McDaniel adds that if interest rates increase again to somewhere near a more historical norm, he believes relief won’t be needed. But there are not a lot of signs that rates will skyrocket quickly.
George says instead of focusing on congressional action, DB plan sponsors should focus on their responsibility, understand their objectives and come up with strategies for portfolio construction and contributions. “Funding relief allowed employers to use a higher interest rate, so with lower required contributions, employers were in a better financial position and could better manage contributions. But plans still need to get to 100% funding eventually.

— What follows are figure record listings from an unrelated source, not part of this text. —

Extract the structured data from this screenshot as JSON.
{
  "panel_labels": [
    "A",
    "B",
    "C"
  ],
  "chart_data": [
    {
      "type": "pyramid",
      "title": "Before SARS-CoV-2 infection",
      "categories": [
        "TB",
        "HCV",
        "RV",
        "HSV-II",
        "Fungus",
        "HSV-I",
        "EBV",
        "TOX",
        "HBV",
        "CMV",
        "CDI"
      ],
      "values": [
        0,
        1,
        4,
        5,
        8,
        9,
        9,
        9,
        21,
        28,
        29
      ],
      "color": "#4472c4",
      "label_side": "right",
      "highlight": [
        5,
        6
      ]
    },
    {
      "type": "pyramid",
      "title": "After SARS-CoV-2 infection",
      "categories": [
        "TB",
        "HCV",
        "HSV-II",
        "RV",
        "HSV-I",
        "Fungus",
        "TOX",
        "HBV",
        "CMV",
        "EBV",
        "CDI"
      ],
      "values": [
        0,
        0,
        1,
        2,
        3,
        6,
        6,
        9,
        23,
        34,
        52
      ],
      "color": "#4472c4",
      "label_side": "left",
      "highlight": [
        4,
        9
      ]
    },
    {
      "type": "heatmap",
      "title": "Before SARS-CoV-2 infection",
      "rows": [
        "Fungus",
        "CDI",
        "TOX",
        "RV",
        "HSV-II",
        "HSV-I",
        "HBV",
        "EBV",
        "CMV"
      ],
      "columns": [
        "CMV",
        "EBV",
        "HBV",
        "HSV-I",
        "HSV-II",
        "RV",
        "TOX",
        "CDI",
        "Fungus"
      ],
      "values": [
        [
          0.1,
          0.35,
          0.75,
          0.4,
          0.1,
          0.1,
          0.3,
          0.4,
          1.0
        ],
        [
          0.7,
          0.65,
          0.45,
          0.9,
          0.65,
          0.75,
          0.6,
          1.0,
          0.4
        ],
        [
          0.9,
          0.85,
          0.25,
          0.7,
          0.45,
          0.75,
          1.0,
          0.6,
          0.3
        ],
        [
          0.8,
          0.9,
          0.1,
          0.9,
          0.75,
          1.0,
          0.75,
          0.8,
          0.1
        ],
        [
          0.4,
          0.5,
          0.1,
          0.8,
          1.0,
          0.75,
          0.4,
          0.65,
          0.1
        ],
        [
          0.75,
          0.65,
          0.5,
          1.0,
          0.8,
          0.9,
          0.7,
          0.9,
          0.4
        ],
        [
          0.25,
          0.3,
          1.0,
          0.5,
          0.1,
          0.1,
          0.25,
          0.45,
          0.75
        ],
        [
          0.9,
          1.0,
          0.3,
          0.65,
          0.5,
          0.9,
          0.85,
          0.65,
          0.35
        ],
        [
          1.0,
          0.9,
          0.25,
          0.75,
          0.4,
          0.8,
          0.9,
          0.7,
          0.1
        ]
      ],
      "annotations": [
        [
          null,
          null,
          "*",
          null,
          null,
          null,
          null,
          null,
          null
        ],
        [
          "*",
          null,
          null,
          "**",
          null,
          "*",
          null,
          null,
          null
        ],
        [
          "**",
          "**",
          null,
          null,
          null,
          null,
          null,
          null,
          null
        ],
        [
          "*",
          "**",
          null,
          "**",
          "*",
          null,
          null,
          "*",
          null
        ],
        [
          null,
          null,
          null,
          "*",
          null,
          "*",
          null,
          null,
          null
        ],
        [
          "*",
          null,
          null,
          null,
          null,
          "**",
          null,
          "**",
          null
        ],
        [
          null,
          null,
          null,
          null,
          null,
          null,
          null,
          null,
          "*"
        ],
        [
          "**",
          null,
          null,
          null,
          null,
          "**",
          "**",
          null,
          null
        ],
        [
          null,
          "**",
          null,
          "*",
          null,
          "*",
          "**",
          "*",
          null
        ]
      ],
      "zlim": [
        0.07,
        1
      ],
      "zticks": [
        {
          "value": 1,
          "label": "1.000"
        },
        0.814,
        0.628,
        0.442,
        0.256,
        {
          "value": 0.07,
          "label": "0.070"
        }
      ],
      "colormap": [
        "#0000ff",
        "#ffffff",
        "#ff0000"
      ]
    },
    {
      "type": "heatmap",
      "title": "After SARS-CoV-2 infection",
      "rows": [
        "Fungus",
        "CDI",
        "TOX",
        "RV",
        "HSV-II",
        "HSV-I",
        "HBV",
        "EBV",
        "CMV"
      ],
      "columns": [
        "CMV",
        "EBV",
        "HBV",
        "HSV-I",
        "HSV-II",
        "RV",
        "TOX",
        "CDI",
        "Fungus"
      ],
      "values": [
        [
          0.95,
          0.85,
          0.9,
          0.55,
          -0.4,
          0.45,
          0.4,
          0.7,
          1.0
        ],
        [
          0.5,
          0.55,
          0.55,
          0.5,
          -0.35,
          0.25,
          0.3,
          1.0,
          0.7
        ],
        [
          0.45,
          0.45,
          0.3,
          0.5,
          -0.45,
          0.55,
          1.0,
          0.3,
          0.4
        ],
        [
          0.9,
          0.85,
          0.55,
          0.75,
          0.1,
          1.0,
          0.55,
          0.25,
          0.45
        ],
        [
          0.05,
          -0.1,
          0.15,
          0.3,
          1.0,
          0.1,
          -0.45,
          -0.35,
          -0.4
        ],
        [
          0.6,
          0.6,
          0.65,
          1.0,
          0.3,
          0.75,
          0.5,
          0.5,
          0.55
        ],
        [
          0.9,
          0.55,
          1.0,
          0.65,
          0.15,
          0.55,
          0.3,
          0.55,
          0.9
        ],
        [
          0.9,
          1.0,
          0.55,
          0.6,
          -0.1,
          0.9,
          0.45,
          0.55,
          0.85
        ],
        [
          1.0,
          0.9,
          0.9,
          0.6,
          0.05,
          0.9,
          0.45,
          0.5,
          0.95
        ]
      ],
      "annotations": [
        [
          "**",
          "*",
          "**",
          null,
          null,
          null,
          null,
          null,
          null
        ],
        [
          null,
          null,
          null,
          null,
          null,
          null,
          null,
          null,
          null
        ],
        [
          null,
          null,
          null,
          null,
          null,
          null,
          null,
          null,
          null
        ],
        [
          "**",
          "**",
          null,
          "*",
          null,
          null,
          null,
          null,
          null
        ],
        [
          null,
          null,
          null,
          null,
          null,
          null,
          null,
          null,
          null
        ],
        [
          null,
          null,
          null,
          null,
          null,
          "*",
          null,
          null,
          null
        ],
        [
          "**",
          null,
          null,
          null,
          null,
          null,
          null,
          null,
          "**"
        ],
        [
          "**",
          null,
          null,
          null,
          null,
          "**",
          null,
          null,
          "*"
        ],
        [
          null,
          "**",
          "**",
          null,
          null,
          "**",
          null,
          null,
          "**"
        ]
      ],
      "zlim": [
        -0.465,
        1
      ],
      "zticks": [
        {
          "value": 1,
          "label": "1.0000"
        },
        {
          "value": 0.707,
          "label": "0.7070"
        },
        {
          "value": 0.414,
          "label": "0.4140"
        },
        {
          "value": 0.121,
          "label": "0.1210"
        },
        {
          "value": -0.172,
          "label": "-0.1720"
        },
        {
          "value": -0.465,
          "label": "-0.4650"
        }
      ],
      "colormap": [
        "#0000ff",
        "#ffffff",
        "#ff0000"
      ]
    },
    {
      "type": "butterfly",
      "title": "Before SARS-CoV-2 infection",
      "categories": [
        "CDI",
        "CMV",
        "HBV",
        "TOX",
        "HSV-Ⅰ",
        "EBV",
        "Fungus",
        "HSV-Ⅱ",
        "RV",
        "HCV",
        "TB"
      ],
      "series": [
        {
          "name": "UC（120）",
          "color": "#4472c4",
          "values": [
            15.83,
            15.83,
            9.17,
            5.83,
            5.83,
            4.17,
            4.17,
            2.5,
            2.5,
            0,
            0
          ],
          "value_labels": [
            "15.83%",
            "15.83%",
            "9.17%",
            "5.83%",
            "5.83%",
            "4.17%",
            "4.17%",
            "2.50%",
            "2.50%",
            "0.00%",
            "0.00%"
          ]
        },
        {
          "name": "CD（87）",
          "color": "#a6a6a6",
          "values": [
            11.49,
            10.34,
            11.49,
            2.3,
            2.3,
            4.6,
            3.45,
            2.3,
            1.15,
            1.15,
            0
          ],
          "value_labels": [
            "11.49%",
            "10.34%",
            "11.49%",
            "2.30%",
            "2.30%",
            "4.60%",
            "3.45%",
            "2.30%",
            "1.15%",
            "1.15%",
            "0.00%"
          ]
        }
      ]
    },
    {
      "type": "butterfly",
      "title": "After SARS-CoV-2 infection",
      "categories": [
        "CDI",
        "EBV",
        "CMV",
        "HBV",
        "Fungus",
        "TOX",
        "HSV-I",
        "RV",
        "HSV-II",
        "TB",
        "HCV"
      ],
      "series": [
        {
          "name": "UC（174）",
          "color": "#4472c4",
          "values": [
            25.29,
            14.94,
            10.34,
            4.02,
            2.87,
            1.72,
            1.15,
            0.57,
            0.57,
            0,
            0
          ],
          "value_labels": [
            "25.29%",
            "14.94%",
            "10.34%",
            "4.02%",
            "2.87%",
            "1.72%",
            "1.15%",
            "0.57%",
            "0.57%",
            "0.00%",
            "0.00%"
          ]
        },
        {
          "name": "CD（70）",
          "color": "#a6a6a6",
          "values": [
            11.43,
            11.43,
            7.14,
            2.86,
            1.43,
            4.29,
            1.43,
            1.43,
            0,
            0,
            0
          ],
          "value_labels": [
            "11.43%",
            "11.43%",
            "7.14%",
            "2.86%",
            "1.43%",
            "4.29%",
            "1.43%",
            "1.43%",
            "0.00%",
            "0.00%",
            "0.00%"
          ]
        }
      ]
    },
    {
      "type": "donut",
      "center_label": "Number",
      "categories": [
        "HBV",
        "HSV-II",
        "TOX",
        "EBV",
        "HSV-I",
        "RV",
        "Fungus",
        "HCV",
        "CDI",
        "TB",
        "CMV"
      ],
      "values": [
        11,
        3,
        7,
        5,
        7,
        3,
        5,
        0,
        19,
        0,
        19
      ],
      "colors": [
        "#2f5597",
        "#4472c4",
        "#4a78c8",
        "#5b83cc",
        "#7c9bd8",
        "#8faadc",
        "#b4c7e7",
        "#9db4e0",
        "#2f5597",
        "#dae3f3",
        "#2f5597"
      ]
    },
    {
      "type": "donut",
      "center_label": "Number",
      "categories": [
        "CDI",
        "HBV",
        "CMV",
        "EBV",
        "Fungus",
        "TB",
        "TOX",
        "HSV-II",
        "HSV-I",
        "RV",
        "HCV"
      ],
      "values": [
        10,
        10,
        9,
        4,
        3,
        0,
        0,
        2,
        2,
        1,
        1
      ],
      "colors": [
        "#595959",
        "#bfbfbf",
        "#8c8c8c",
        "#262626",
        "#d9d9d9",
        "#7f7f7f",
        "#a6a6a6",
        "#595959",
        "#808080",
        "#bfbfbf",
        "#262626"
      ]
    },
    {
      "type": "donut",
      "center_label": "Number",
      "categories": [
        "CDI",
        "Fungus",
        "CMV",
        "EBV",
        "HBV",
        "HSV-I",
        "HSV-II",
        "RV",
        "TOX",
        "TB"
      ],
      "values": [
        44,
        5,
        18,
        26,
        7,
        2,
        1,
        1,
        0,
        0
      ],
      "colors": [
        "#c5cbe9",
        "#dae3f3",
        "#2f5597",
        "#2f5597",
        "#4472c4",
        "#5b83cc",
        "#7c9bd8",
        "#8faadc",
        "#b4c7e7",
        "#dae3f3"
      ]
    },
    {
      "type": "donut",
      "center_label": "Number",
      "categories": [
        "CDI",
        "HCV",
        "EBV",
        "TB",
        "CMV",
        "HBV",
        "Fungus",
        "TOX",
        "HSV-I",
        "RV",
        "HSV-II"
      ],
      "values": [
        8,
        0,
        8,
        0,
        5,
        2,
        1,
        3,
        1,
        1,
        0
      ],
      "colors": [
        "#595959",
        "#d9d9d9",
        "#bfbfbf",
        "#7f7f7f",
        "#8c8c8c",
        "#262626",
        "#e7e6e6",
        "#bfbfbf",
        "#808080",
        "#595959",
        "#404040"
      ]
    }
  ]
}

It is a mistake to assume that because there is funding relief, plan sponsors should contribute the minimum. There should be a broader discussion about what sponsors should do about contributions,” she says.
McDaniel notes that the latest relief allows for fairly low cash contributions, but less-funded DBs are punished by higher PBGC variable rate premiums, which he says will more than quadruple over a four- or five-year period. Because of this, many plan sponsors are not taking the relief, he notes.
“I don’t think the PPA should be amended permanently—we do want contributions tied to inherent funded status. But, it has just been difficult to adhere to the rules with rates sliding down so significantly,” McDaniel says. “The PPA is not inherently flawed. One of the things it did was unmask some of the financial volatility of pensions that was previously hidden by smoothing over a long time.”
But, he concludes, now plan sponsors feel pain much sooner and are less interested in sponsoring plans.